Lors de la réunion XVIII des magistrats de Cantabrie, Asturias et Castilla Y León, qui se tient jusqu'à vendredi
Santander, 28 mai. (Press Europa) –
La réunion qui rassemble chaque année des membres de la race judiciaire des Asturies, de la Cantabrie et de Castilla Y León a commencé ce mercredi dans la ville cantabrienne de Clean, avec la participation de demi-magistrats et magistrats des trois communautés autonomes, qui aborderont des questions telles que l'application de l'intelligence artificielle (AI) dans la justice ou la droite de l'Union européenne.
Ces jours-ci, qui célèbrent leur édition XVIII jusqu'à vendredi prochain, sont dirigés par les présidents des tribunaux supérieurs de la justice dans les trois territoires et sont encadrés dans le programme de formation décentralisé du Conseil général du pouvoir judiciaire (CGPJ).
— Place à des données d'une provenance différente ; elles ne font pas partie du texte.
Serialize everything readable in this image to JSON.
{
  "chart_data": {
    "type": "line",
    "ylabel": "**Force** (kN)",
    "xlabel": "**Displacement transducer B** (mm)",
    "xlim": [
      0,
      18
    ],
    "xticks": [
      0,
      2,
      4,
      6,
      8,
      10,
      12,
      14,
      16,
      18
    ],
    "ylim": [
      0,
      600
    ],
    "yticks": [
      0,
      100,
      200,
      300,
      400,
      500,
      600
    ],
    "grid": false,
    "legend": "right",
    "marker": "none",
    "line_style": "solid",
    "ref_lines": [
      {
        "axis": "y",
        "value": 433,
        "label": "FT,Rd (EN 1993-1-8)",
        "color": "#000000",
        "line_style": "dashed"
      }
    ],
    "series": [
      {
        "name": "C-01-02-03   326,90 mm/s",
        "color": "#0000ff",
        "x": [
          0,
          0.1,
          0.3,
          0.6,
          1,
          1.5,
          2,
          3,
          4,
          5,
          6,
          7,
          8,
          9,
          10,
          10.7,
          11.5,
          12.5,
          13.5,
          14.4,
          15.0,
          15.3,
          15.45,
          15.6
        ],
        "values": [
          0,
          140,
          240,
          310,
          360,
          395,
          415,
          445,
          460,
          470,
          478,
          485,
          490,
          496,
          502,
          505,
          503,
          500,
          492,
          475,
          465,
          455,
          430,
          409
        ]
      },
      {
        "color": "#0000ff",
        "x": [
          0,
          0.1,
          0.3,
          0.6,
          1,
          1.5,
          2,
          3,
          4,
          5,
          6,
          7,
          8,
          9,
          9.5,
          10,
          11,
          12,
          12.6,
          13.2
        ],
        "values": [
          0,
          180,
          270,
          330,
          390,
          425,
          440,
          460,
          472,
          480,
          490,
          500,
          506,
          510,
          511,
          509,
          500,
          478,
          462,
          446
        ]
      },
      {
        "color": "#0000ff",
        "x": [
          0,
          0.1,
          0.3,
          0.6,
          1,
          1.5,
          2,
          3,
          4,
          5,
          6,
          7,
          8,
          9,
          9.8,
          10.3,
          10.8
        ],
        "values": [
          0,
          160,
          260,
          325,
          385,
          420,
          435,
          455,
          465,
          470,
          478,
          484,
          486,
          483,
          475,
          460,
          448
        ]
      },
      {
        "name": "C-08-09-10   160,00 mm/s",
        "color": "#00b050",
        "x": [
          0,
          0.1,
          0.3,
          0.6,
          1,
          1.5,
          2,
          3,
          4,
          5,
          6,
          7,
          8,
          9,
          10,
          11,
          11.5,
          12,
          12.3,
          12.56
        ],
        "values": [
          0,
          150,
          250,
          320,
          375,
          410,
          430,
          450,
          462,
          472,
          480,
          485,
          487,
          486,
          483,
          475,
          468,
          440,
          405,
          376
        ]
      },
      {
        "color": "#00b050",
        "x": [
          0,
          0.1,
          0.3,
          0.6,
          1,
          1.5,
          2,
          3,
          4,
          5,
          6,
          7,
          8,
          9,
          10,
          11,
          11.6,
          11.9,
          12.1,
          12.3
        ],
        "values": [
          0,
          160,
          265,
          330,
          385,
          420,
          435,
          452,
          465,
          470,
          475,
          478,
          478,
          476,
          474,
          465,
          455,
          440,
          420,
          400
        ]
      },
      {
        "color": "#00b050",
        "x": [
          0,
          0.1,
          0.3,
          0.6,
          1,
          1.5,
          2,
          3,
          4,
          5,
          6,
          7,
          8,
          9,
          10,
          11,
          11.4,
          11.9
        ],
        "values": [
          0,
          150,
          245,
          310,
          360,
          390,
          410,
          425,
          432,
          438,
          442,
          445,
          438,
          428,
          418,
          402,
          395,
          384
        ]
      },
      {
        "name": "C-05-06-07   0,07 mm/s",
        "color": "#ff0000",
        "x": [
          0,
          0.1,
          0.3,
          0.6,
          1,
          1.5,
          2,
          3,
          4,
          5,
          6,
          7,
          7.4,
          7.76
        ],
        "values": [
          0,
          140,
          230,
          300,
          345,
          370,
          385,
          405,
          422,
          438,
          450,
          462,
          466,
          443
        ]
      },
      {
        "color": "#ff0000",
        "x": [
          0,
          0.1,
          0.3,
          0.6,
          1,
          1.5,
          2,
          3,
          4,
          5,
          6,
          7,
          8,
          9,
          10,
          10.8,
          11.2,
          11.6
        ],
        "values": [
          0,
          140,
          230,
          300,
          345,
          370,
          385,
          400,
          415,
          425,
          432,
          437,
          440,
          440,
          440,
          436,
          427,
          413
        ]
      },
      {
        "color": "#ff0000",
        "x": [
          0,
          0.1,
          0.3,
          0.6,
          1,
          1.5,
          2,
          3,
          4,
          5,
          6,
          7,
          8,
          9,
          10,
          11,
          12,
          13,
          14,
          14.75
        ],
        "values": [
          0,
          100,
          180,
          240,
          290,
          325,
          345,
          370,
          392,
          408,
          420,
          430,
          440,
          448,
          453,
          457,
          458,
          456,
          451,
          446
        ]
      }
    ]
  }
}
Dans le cas de Cantabria, ils ont lieu grâce à l'accord de formation que le CGPJ a signé chaque année avec l'exécutif régional, a rapporté le TSJ de cette région.
La Clausura sera en charge de la voyelle territoriale du CGPJ pour Cantabria, Pilar Jiménez Bados, qui était à la tête du bureau du procureur de cette communauté. Cela interviendra dans la journée expliquant l'action du Conseil dans les projets préliminaires de réforme de la loi organique du pouvoir judiciaire et le statut du bureau du procureur. Et il profitera de sa présence en réunion propre avec tous les participants.
Tout au long des trois jours, les participants aborderont différents problèmes actuels, en tant que président du TSJC, José Luis López del Moral, qui a accent que les problèmes choisis sont dus à l'intérêt qu'ils suscitent parmi les membres de la race ont souligné lors de la présentation de la réunion.
Ainsi, cet après-midi, la journée se consacre à réfléchir sur l'application de l'intelligence artificielle dans l'administration de la justice. Et, comme l'a souligné López del Moral, « l'utilisation de l'IA est explorée par le pouvoir judiciaire, le bureau du procureur et d'autres organismes judiciaires spécifiques dans le monde » et, bien qu'il ait un énorme potentiel à utiliser pour le bien social, il soulève également des préoccupations. «
Pour parler de l'administration de la justice, la réunion aura le professeur de philosophie de droit de l'Université de Cantabria José Ignacio Solar Cayón.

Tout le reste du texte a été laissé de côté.